BPt.Dataset.get_Xy#

Dataset.get_Xy(problem_spec='default', **problem_spec_params)[source]#

This function is used to get a sklearn-style grouping of input data (X) and target data (y) from the Dataset as according to a passed problem_spec.

Note: X and y are returned as pandas DataFrames not Datasets, so none of the Dataset meta data is accessible through the returned X, y here.

Parameters

problem_specProblemSpec or ‘default’, optional

This argument accepts an instance of the params class ProblemSpec. This object is essentially a wrapper around commonly used parameters needs to define the context the model pipeline should be evaluated in. It includes parameters like problem_type, scorer, n_jobs, random_state, etc…

If left as ‘default’, then will initialize a ProblemSpec with default params.

See ProblemSpec for more information and for how to create an instance of this object.

default = 'default'

problem_spec_paramsProblemSpec params, optional

You may also pass any valid parameter value pairs here, e.g.

X, y = get_Xy(problem_spec=problem_spec, problem_type='binary')

Any parameters passed here will override the original value in problem spec. This can be useful when using all default values for problem spec except for one, e.g., you just want to change random_state.
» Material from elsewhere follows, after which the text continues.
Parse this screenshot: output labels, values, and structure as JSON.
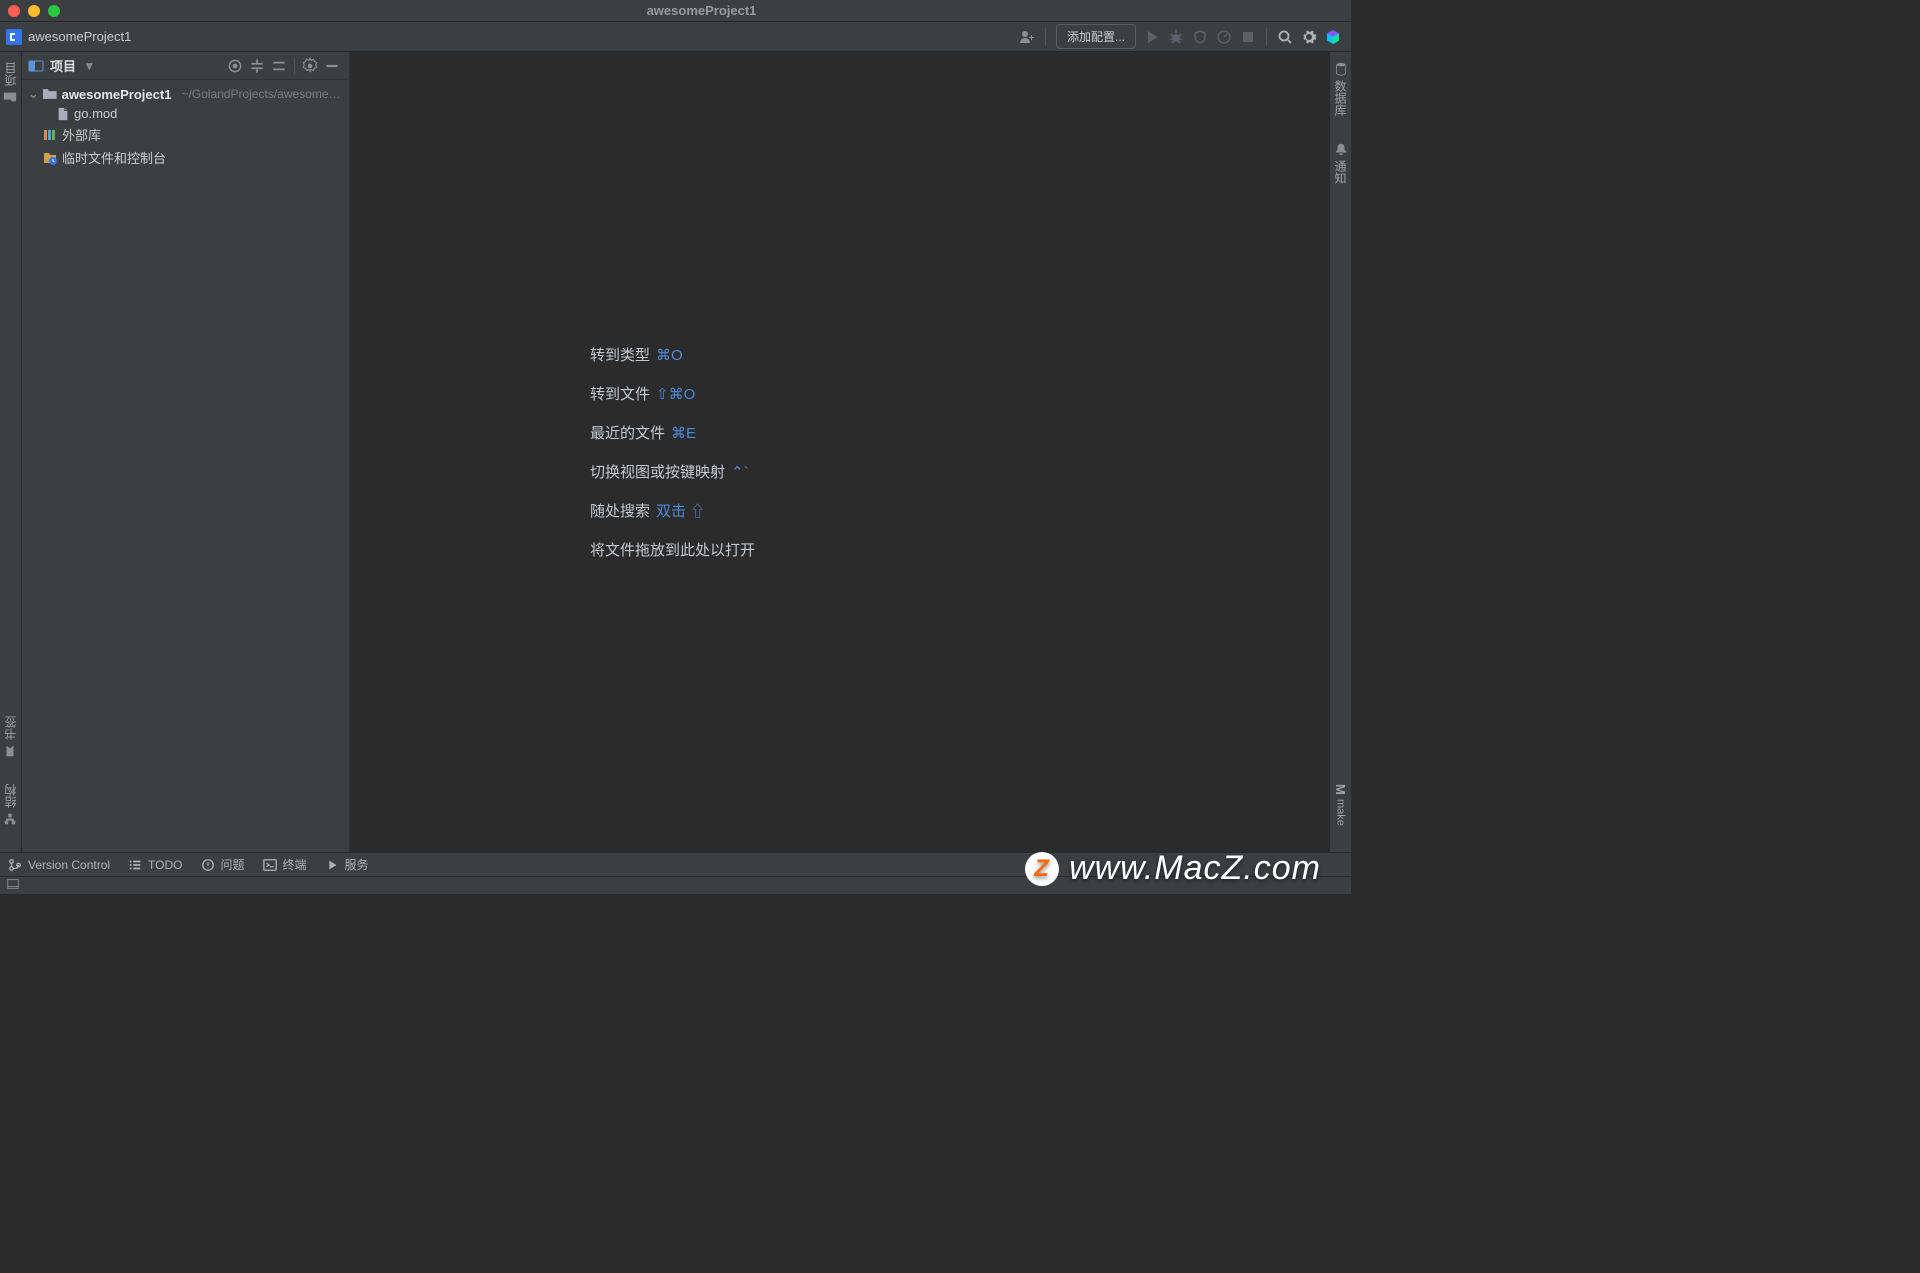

X, y = get_Xy(problem_spec='default', random_state=5)

Returns

Xpandas DataFrame: DataFrame with the input data and columns as specified by the passed problem_spec. Note: the index will be sorted in identicially between X and y.
ypandas Series: Series with the the target values as requested by the passed problem_spec. Note: the index will be sorted in identicially between X and y.